Jun 28, 2016 1:19 AM # 
I've noticed similar things when doing laps at Bristol - Aries is similar to your loop, with 5-6m difference between the low and high points. Several years ago (and with the 305), I think climb was calculated OK but the first three laps always had a more squashed elevation profile than the rest. Now (and with the 310XT), the reported total climb is very low even after 20 laps. I assume some kind of smoothing is going on, but I'm not sure if AP's algorithm has changed over the years or whether it has something to do with the 305 vs 310XT.
Jun 28, 2016 11:59 AM # 
There are discussions on climb in AP. In general, it goes off of the USGS data, and not the GPS, but you can change settings.

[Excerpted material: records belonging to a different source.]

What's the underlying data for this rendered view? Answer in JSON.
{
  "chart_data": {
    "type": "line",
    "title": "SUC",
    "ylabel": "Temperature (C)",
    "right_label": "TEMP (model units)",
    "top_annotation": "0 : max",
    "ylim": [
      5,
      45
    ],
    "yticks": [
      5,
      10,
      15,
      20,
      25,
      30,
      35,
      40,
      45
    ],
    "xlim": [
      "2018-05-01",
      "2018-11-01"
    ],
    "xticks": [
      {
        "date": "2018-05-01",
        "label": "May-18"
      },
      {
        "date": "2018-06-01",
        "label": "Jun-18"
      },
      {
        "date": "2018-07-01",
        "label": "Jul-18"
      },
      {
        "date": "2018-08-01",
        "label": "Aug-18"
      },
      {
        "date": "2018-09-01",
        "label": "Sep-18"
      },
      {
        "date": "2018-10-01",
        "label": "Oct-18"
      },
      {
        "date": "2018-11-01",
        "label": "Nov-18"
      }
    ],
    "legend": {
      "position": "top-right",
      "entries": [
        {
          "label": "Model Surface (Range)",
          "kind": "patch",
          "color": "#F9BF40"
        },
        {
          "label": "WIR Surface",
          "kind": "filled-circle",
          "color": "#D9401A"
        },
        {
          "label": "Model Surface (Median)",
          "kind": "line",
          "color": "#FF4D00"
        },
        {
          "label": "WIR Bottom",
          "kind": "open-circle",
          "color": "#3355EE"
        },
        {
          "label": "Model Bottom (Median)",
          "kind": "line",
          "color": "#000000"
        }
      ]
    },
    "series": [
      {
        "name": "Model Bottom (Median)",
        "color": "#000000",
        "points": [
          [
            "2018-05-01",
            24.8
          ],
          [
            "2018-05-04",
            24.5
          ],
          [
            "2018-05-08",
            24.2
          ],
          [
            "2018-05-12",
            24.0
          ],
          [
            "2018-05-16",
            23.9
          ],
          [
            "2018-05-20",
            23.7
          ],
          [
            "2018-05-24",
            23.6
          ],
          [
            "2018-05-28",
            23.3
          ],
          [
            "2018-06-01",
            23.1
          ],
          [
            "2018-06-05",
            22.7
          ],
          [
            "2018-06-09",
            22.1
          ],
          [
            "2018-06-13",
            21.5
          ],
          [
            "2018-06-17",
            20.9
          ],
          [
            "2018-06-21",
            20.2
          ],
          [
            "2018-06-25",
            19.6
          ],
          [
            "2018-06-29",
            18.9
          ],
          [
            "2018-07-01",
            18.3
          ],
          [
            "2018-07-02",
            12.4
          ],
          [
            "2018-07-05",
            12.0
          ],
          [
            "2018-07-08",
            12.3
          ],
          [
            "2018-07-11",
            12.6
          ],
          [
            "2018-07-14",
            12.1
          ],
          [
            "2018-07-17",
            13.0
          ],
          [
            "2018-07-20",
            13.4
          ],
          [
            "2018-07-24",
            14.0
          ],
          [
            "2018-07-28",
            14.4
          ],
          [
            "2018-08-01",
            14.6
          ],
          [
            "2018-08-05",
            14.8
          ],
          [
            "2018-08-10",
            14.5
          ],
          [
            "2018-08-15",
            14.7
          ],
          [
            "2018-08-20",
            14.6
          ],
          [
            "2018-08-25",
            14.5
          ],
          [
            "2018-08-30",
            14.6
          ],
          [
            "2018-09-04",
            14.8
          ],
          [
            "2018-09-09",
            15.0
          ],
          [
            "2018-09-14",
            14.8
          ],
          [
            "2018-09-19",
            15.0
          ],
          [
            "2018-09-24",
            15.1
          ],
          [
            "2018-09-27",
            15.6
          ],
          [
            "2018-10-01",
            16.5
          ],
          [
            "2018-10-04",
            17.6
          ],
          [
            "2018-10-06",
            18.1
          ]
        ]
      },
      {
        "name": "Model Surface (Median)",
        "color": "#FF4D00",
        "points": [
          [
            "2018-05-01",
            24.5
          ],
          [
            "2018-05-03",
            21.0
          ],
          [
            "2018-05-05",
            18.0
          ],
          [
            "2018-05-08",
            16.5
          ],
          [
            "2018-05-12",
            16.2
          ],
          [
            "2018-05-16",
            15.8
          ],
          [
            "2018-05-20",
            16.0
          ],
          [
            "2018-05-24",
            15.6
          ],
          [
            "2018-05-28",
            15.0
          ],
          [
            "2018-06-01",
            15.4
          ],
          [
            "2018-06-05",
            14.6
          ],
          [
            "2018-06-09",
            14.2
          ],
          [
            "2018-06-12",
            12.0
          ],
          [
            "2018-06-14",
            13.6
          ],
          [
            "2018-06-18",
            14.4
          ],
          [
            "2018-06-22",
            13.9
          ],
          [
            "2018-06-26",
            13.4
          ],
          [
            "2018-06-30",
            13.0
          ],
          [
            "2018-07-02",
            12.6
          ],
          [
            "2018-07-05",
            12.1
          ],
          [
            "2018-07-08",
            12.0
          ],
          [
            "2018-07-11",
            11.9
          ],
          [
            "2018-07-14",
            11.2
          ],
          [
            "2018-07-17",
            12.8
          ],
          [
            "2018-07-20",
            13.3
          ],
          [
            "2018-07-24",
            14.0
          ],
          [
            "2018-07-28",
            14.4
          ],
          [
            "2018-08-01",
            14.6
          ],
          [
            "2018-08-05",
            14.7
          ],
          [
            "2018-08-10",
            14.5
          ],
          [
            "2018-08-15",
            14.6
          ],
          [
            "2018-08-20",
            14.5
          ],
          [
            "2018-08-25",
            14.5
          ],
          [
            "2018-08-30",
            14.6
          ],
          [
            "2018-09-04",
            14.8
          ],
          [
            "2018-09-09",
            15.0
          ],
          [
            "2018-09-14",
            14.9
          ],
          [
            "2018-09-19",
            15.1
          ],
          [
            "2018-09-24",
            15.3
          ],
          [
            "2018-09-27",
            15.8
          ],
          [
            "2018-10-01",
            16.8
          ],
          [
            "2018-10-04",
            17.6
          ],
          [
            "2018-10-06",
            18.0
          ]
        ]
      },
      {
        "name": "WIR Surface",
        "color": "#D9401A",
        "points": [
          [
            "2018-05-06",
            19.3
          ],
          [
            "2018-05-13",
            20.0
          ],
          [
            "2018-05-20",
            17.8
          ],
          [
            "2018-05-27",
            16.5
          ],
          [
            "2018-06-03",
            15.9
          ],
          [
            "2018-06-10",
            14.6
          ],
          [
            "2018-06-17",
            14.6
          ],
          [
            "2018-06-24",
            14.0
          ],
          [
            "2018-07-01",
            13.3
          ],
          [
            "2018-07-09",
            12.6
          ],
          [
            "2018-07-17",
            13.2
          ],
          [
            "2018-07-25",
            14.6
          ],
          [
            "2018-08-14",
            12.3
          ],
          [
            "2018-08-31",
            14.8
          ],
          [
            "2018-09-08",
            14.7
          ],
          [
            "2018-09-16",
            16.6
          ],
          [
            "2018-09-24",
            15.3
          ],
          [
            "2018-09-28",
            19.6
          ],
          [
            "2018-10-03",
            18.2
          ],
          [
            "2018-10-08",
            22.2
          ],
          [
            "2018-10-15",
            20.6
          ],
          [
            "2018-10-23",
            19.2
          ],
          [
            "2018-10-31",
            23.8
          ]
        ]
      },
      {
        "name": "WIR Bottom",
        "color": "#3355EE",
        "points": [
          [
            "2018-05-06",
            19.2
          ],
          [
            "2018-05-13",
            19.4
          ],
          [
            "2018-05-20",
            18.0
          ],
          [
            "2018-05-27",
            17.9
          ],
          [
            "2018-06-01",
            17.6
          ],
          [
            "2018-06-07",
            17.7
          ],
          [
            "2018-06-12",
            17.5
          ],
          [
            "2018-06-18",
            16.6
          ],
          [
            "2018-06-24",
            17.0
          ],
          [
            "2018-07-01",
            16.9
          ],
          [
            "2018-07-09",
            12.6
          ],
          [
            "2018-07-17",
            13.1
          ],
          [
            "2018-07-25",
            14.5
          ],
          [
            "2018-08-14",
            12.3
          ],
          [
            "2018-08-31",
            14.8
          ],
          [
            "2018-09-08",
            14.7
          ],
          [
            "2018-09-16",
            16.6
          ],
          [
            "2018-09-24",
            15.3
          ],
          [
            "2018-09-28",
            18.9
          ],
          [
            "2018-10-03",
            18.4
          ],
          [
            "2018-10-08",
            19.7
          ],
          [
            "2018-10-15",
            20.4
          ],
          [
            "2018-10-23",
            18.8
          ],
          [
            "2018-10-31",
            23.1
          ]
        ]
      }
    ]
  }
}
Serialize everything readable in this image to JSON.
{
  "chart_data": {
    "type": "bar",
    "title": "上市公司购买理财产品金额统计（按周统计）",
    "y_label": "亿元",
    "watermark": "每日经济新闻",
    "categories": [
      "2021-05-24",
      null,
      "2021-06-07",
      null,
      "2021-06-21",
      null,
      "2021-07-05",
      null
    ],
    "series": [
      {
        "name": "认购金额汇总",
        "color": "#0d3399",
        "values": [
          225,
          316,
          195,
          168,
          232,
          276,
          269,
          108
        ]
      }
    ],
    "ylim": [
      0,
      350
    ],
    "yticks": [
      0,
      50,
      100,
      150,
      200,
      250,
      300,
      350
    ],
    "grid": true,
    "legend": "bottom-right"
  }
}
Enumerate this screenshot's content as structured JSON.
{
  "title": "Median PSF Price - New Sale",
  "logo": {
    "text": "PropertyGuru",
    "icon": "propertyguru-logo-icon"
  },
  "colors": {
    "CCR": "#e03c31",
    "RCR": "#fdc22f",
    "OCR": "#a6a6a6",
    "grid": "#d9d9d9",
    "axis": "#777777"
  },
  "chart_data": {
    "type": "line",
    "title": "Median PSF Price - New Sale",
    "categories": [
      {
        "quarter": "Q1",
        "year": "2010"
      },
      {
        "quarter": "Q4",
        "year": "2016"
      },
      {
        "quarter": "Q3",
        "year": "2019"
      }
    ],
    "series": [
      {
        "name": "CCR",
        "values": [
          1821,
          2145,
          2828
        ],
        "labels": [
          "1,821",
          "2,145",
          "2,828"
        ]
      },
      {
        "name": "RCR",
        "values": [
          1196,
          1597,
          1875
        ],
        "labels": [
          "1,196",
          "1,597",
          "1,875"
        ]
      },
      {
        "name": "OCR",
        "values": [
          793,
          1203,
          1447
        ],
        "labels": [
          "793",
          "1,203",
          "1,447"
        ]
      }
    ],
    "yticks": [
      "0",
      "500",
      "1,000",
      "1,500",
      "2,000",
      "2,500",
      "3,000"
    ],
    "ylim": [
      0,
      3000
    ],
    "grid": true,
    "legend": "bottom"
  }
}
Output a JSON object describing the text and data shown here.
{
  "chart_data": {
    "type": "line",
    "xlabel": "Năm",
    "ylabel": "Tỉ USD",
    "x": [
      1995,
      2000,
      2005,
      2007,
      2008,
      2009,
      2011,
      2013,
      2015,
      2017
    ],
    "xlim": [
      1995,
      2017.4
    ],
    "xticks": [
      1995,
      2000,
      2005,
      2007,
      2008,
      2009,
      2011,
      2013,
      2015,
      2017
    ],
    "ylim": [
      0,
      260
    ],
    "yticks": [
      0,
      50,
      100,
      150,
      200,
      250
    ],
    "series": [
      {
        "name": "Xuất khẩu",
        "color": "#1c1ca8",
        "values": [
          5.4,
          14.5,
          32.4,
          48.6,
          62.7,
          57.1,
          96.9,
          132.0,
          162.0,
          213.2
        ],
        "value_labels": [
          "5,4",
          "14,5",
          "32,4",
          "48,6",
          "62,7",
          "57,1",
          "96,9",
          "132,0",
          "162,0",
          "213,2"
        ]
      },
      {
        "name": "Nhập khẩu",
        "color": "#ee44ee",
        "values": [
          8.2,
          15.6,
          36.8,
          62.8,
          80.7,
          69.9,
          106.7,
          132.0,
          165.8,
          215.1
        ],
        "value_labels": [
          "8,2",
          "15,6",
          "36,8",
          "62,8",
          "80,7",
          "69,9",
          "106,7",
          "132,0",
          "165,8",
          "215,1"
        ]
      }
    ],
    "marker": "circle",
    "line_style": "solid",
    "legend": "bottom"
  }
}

On one of my running routes through powder mills, when I run up Corderoy Rd, AP always blips me up and down a short hill which isn't there (but was there when they made the USGS base contours).
Jun 28, 2016 2:28 PM # 
Correct, AP does go off of USGS data, rather than the GPS altitude which can be very noisy especially when there isn't a whole lot of real climb going on. (When there is significant climb, like, say, climbing or descending Bristol Mt or Pikes Peak, the GPS elevation is quite useful because the actual climb is way more than the noise.) So basically, it makes sense to use USGS data. But what I'm puzzled about (and this is confirmed by Stina's experience at Bristol Airies loop) is why it did show in this case about a 15 foot climb in the one "dip" in the loop I was doing (and that makes sense, based on my impressions of the actual climb -- not much, but it was in a short distance so it was noticeable). And I did 3 laps, but the total climb was essentially what I would have done in a single lap.
Jun 28, 2016 2:40 PM # 
I do recall seeing at some point that there is smoothing done - the reported climb isn't just the sum of the elevation gain between successive track points because then noise in the track could result in the accumulation of lots of tiny little climbs. So there must be something about the pattern of a repeated small hill - and that being the only climb to speak of in the track - that doesn't quite make it past the smoothing threshold.